Aber soweit sind wir noch nicht … ich sitze also meistens zu Hause vor meinem Laptop. Da ich keine Finger zum Tippen habe, benötige ich selbstverständlich eine Sekretärin und die habe ich, hehe! Eine, die sofort spurt und genau das schreibt was mir so in den Sinn kommt. Manchmal haben wir so unsere Probleme, aber wer hat die nicht mit den lieben Kollegen? Aber unsere Diskussionen halten sich in Grenzen und sie ist für meine Hilfe bei ihrer Arbeit sehr dankbar.
Denn was wäre sie ohne mich? Mein Vokabular ist inzwischen umfangreich, fachspezifisch und trifft genau das, was sie sagen will. Tausendmal am Tag (und leider auch in der Nacht) fragt sie mich, heya Carlos – wie würdest Du „diesesundjenes“ übersetzen? Gott sei Dank habe ich immer einen Rat und eine Lösung für ihr Problem, selbst dann wenn ich mal kurz eingenickt bin oder nicht so ganz bei der Sache. Denn die gesetzlich angeordneten Ruhepausen laufen bei mir nicht, da sollte ich mich mal bei Verdi erkundigen wie das eigentlich so ist und was mir zusteht. Oder bei Peta .. aber soweit möchte ich eigentlich nicht gehen. Denn auch wenn ich im Stress bin möchte ich doch keine schlechte Laune im Arbeitsalltag aufkommen lassen. Es ist wichtig, als Manager seine Untergebene gerecht und liebenswürdig zu behandeln, das habe ich erst gestern im Internet gelesen und vor allem soll man sie loben … naja. Ich bemühe mich.
Ein Kollege ...
Was mir entgegen kommt ist, dass sie ein paarmal am Tag den Laptop verlässt und mit mir in die Parks geht. Na, also. Wenn man so wie ich intensiv geistig arbeitet, ist es wichtig sich in der Natur zu erholen, auch das habe ich gelesen. Diese Unterbrechungen meines anstrengenden Arbeitsalltages kommen bei mir immer gut an – ich treffe dann manchmal Kumpels, die nicht arbeiten müssen oder schon in Rente sind und leider ganz oft auch welche, die arbeitslos sind. Darüber muss ich dann nachdenken, denn in einer großen Stadt gibt es viele Probleme …

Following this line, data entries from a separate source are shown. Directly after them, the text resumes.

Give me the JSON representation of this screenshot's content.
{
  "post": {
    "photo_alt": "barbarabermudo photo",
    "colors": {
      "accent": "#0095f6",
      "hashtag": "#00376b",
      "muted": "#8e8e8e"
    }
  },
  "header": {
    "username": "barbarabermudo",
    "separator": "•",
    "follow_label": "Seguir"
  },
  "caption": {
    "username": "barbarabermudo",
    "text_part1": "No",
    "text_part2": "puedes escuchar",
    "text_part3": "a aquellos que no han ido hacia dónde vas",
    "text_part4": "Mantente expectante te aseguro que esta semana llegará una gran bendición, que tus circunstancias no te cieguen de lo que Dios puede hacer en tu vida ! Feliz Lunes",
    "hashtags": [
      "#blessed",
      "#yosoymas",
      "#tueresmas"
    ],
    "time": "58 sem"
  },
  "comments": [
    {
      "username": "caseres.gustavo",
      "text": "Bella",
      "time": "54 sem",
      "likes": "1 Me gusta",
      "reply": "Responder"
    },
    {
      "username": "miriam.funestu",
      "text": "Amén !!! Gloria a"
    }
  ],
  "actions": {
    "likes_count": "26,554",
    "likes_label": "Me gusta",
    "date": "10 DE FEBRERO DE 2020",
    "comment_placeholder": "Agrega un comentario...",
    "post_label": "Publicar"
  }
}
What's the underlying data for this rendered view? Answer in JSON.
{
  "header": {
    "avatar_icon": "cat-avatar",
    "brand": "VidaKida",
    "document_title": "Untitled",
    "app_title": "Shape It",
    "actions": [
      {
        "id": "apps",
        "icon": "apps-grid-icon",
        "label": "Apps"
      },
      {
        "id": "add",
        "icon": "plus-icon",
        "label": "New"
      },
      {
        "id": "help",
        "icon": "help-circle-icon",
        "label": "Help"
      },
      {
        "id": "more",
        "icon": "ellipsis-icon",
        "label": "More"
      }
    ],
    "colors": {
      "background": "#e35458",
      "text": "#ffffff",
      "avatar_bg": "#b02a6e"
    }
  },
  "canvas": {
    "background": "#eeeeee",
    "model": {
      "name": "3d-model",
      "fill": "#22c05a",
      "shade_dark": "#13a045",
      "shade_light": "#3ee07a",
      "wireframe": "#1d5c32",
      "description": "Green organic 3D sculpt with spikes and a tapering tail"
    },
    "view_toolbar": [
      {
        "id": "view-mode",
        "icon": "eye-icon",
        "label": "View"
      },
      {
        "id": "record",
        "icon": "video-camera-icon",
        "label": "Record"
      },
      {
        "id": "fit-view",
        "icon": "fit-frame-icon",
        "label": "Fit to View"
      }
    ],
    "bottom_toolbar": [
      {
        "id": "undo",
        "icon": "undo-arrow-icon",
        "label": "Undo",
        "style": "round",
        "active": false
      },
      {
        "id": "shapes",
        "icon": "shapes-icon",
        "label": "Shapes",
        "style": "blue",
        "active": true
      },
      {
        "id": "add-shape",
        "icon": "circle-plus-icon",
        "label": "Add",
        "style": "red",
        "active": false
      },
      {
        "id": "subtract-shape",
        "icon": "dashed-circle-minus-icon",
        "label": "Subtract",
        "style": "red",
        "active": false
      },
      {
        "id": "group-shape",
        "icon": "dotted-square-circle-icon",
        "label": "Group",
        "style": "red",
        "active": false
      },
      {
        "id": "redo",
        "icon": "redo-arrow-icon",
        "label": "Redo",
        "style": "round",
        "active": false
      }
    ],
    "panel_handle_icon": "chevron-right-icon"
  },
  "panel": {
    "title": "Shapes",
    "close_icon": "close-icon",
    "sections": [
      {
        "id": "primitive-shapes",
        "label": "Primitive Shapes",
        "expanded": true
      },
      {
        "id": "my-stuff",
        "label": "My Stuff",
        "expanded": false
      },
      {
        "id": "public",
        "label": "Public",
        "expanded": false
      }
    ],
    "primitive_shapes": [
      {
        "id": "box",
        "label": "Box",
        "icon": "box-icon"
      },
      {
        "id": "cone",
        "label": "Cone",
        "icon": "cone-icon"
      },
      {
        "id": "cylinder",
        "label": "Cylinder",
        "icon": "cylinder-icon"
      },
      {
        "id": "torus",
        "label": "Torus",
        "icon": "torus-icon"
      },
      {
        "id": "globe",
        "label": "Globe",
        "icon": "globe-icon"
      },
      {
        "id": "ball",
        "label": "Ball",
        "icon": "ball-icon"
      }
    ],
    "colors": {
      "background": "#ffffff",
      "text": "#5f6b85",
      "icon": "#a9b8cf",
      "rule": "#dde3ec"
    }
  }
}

Wir treffen aber auch oft unseren lieben Freund Goya, der nun 24 Stunden im Dienst ist. Goya ist ein Blindenführhund und hat erst vor einem Jahr sein Studium abgeschlossen. Damals lernten wir ihn im Park kennen. Da war er noch ein bisschen unsicher im Umgang mit seinem jungen Herrchen, logischerweise bringt das ein neuer Job immer mit sich. Wir sind öfters mal miteinander gelaufen und unsere Dosenöffner haben sich nett unterhalten; Goya und ich auch – er hat mir von seinem Studium erzählt und wie er mit seinem neuen Job zurechtkommt. Damals ließ er sich noch von mir ablenken – heute arbeitet er total professionell und konzentriert und sagt allerhöchstens mal kurz Hallo zu mir wenn er im Dienst ist.
Und manchmal darf er eine Pause im Park machen – dann rennt er mit mir und den anderen Kumpels total wild auf der Wiese herum und freut sich.
Also, so gesehen hab ich gar nichts dagegen dass ich von zu Hause aus tätig bin … meine Arbeit macht mir total Spass, mit meiner Untergebenen komme ich meistens gut zurecht und nach der Pause im Park renne ich schnell wieder an meinen Schreibtisch zurück. Weiter geht’s!